Quant à l’accès à des aides financières, l’Université de Genève, comme d’autres universités Suisse, propose bien des aides ponctuelles via son service « Vie de campus », mais ces aides ne sont pas automatiques et restent limitées en durée comme en montant. Aucune garantie d’y accéder rapidement.
Sur le papier, les étudiants étrangers hors UE peuvent travailler jusqu’à 15 heures par semaine après six mois de résidence. Mais dans les faits, trouver un emploi est devenu quasiment impossible.

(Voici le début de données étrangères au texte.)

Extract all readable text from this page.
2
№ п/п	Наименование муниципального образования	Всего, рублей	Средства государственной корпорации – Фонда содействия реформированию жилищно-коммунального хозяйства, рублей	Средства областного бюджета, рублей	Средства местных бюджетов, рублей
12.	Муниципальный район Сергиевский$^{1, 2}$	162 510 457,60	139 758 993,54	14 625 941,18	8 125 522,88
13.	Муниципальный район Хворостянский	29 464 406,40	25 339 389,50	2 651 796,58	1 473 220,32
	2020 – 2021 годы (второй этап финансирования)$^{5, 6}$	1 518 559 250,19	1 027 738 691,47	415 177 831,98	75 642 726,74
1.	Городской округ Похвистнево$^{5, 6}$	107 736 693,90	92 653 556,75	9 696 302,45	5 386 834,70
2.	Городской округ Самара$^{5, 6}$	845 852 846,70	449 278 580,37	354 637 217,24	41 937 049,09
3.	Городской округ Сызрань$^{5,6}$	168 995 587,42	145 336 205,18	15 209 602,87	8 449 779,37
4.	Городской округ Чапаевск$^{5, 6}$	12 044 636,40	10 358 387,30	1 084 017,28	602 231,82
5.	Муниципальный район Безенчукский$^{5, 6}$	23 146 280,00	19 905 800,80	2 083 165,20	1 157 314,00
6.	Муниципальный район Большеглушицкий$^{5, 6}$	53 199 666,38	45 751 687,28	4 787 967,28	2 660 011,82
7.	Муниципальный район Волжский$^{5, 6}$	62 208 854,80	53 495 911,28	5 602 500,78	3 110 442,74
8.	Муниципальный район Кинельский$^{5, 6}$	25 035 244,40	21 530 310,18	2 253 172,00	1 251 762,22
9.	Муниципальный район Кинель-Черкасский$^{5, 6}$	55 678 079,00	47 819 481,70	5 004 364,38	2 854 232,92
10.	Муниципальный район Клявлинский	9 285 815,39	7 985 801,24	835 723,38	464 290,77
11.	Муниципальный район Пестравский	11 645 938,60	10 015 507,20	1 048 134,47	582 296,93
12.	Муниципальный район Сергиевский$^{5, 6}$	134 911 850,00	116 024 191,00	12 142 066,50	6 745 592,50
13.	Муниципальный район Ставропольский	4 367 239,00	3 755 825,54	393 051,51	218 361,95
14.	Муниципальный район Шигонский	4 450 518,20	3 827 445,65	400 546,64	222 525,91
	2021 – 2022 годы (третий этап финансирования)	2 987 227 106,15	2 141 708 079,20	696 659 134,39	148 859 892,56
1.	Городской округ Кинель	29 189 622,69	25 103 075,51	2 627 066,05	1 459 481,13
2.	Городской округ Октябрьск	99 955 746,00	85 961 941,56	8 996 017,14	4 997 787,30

Récemment, l’OCPM a transmis une circulaire aux bureaux de placement, leur interdisant formellement de recruter des étudiants hors UE. Lorsque j’ai appris cette nouvelle, j’étais à la fois choqué et inquiet. J’ai décidé de me rendre personnellement au bureau de placement de l’aéroport de Genève pour vérifier cette information. L’agent sur place, visiblement peinée, m’a confirmé la situation : depuis la réception de cette directive, ils ont dû annuler les contrats de sept étudiants qui venaient tout juste de commencer leur travail. Elle m’a expliqué que cette mesure aurait été prise par l’OCPM en raison du non-respect, par certains employeurs, de la limite des 15 heures hebdomadaires autorisées. Mais ce sont les étudiants, déjà vulnérables, qui en subissent les conséquences les plus dures. « Nous ne pouvons plus rien faire pour vous, malheureusement », m’a-t-elle dit. Ces mots, prononcés avec sincérité, m’ont profondément atteint. Ils résument à eux seuls ce sentiment d’exclusion administrative, cette impression d’être toléré mais pas réellement accepté, figé dans un statut précaire et suspendu entre l’attente et le découragement.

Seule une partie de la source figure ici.